The model I'm suggesting for this is similar to the pgjdbc code I linked to above with the main change being to internally use a ScheduledThreadPoolExecutor rather than a Timer (since we're on JDK 8+). With a core pool size of 1 it acts similar to a Timer with a cleaner API.

Let's say the new class is called, SqlServerTimer that wraps a ScheduledThreadPoolExecutor. The timer is shared by all active connections (even with different database details) in the same classloader as it'd be accessed via a static method (ex: SqlServerTimer.getTimer()) that also increments an internal reference count. Connections would retrieve a reference to it on first use and retain it on a Connection private variable. On Connection.close() if the private reference is non-null then it'd be released via timer.release() and set back to null.

The release() method on SqlServerTimer will decrement the reference count and check if there are no longer any references (i.e. <= 0). If so, it will shutdown the ScheduledThreadPoolExecutor and clear the shared static reference. If a timer is subsequently requested (say by a new Connection that calls getTimer()) then a new one will be created.

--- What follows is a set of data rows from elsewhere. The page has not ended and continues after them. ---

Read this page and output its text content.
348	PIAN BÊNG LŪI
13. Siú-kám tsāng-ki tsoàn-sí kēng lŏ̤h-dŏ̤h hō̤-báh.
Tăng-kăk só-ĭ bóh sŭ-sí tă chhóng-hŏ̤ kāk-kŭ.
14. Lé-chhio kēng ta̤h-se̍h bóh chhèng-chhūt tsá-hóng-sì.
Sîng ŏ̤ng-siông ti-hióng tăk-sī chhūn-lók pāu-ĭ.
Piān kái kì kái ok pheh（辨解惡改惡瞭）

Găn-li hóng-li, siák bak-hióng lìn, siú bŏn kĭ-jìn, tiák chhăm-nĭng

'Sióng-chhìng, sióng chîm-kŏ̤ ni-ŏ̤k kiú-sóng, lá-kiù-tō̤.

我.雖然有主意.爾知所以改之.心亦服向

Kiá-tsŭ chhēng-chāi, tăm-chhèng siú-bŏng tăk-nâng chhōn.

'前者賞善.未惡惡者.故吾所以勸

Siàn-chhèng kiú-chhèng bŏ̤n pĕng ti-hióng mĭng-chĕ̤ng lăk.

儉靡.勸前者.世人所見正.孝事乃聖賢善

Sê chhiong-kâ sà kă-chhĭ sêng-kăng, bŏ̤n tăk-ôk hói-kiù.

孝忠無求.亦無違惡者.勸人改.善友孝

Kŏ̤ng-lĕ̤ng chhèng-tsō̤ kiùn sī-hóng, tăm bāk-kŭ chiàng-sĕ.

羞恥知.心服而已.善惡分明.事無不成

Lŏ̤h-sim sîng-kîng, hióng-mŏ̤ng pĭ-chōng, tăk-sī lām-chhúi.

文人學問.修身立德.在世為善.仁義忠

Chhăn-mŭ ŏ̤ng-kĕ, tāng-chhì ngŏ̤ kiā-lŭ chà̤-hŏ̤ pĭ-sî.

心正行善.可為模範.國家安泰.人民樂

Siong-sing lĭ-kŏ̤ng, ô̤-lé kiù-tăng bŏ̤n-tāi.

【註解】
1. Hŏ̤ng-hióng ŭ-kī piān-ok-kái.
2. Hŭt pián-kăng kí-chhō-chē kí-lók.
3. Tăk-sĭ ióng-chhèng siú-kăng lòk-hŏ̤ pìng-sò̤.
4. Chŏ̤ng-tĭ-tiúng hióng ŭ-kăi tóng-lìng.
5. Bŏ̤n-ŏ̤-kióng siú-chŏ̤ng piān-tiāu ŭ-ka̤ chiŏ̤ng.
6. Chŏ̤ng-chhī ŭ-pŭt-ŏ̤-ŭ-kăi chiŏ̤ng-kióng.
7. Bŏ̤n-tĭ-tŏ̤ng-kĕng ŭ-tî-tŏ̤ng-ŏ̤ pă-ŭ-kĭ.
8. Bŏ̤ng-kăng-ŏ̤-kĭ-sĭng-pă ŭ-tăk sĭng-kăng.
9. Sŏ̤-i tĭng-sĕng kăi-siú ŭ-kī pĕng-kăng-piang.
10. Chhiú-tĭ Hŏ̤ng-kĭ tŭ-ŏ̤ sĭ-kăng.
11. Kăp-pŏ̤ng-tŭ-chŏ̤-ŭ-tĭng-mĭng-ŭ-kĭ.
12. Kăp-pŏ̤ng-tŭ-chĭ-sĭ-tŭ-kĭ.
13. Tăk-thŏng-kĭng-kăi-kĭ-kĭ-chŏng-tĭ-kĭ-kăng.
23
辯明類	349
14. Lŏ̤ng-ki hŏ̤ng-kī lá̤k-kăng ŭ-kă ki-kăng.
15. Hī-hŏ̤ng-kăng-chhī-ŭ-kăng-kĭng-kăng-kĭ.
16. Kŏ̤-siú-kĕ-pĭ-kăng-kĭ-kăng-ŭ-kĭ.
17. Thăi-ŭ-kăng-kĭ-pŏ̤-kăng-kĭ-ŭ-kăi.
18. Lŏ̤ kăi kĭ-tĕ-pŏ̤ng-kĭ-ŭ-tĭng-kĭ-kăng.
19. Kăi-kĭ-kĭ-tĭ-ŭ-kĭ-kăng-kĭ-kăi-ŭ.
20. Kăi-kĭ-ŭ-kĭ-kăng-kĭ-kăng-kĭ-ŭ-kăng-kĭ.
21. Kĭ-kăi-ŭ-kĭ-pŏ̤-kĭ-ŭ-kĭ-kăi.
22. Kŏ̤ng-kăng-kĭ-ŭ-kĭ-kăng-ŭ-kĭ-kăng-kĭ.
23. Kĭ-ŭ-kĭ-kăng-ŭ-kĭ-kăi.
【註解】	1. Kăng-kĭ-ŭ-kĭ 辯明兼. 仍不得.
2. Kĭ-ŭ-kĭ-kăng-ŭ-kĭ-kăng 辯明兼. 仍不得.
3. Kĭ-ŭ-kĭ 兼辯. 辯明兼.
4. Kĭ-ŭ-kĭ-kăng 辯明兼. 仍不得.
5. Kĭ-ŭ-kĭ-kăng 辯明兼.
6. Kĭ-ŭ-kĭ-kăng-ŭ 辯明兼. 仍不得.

To work around issues with tasks blocking the cancellation thread they should be executed in their own thread so the primary thread receives the work to perform the cancellation but immediately defers it to a new thread. While this does incur some thread thrashing during timeouts, it's only paid by actions that actually time out which should be the minority of real world usage (most actions are expected to succeed, not fail).

This model has a couple of advantages:

  • All Connections using the same driver classloader will share a single timer thread.
  • Adding / removing tasks is O(log(n)) as internally it's managed by ScheduledThreadPoolExecutor as a heap.
  • There's no sleep / wake cycle to check if tasks are expired as the ScheduledThreadPoolExecutor uses its core thread to sleep only until the next time to wake up (i.e. the shortest task).
  • If no Connection ever requests a timeout then the timer thread is never created anyway (it's done on demand).
  • If a Connection requests a timeout but then is closed the timer thread does not stick around (so no classloader leaks).
  • If a Connection requests a timeout and is not physically closed (ex: it's instead returned to a connection pool), then the timer thread is not shutdown. Subsequent timeout requests will reuse the shared timer and there will not be any thread thrashing for the timer thread itself. <== This is the likely "steady state" for most apps using this driver with query timeouts
  • If a Connection's timeout requests never fire (say because the queries always complete prior to the queryTimeout) then no extra threads are created for them.
  • If a Connection's timeout fires but performs some blocking action then it won't slow down other timeouts as the timeout action operates in its own thread.